À mon retour de Chenonceaux, je me suis présenté chez vous. Vous étiez absente. Je voulais y retourner le lendemain, mais j’étais tellement trempé par la pluie (bien que j’eusse été toute la journée en voiture) que j’ai craint de souiller votre demeure et me suis abstenu.

Je vous suppose maintenant à Saint-Gratien et ayant repris votre vie d’été. Avec qui êtes-vous ? Quels sont vos compagnons ? Comment va Giraud ? Il était malade dans ces derniers temps.

Bien que je fusse spécialement invité au Centenaire de Voltaire, je me suis abstenu d’assister à cette « petite fête de famille », à cause des gens avec lesquels je me serais trouvé. N’importe. Les cléricaux ont eu l’avantage de l’emporter comme bêtise et ridicule. L’alliance des duchesses et des poissardes, des grandes dames et des grosses dames (les unes connaissant Voltaire aussi bien que les autres), me semble extrêmement drôle ; mais c’est de l’histoire ancienne.

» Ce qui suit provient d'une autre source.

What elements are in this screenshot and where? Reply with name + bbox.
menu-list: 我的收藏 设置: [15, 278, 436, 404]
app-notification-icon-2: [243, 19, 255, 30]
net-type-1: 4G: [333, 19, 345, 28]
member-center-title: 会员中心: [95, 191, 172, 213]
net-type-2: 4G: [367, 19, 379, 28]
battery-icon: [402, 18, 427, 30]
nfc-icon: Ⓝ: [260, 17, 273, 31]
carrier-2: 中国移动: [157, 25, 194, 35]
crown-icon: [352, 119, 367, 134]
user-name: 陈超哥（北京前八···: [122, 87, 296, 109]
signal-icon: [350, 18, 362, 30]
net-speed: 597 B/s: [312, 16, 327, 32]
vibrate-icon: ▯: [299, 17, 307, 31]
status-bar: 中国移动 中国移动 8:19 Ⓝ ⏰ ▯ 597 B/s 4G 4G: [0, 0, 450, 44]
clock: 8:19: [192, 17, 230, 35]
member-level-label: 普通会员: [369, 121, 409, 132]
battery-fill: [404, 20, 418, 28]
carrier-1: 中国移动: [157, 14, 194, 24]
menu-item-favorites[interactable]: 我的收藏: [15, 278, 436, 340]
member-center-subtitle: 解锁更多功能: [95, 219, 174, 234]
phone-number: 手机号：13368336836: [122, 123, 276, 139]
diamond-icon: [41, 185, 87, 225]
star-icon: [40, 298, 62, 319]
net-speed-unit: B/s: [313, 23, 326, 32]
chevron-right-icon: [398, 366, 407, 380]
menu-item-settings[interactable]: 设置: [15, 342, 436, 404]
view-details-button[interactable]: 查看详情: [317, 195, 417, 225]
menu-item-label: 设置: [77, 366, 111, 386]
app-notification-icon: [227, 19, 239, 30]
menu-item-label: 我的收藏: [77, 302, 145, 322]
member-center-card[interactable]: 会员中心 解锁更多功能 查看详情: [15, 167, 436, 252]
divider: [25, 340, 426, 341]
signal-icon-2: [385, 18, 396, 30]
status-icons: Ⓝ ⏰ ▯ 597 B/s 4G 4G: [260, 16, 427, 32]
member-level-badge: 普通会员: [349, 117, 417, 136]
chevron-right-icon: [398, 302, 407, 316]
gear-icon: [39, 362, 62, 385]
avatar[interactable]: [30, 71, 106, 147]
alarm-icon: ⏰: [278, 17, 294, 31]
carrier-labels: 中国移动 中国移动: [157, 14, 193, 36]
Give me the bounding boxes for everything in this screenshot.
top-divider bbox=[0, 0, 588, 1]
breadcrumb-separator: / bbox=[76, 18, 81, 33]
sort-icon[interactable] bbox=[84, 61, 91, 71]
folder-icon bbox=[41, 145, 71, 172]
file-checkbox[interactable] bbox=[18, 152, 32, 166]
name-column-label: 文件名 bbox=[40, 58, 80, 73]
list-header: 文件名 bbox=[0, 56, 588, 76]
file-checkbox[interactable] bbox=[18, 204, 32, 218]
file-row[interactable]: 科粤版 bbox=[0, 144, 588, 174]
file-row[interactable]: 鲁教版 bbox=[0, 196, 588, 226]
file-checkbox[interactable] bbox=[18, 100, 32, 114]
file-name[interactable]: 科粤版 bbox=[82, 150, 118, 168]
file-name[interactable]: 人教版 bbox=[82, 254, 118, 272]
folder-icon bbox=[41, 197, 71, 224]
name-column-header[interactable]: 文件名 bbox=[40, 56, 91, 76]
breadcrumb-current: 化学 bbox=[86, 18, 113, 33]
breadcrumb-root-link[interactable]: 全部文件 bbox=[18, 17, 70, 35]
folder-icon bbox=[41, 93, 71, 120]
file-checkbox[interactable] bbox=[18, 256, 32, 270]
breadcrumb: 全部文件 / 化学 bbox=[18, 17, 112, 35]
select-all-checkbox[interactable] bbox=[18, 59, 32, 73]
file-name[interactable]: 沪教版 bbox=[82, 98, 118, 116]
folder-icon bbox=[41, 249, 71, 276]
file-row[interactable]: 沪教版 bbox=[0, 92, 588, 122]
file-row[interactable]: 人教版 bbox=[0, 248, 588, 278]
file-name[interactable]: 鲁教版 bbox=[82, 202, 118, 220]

Au reste, je ne sais rien de ce qui se passe maintenant, car je ne vois personne et je vis complètement seul. Ma nièce est à Chinon, puis elle ira à Plombières. Jusqu’à la fin de juillet, je n’aurai pour compagnie que moi-même et mon toutou. Je profite de cette solitude pour travailler violemment et avancer mon lourd et interminable bouquin.

L’attentat contre Guillaume me stupéfie. Pourquoi tuer un homme de quatre-vingts ans ? On va profiter de l’occasion pour sévir contre la Presse. Ceci ne servira absolument à rien. Ainsi va le monde.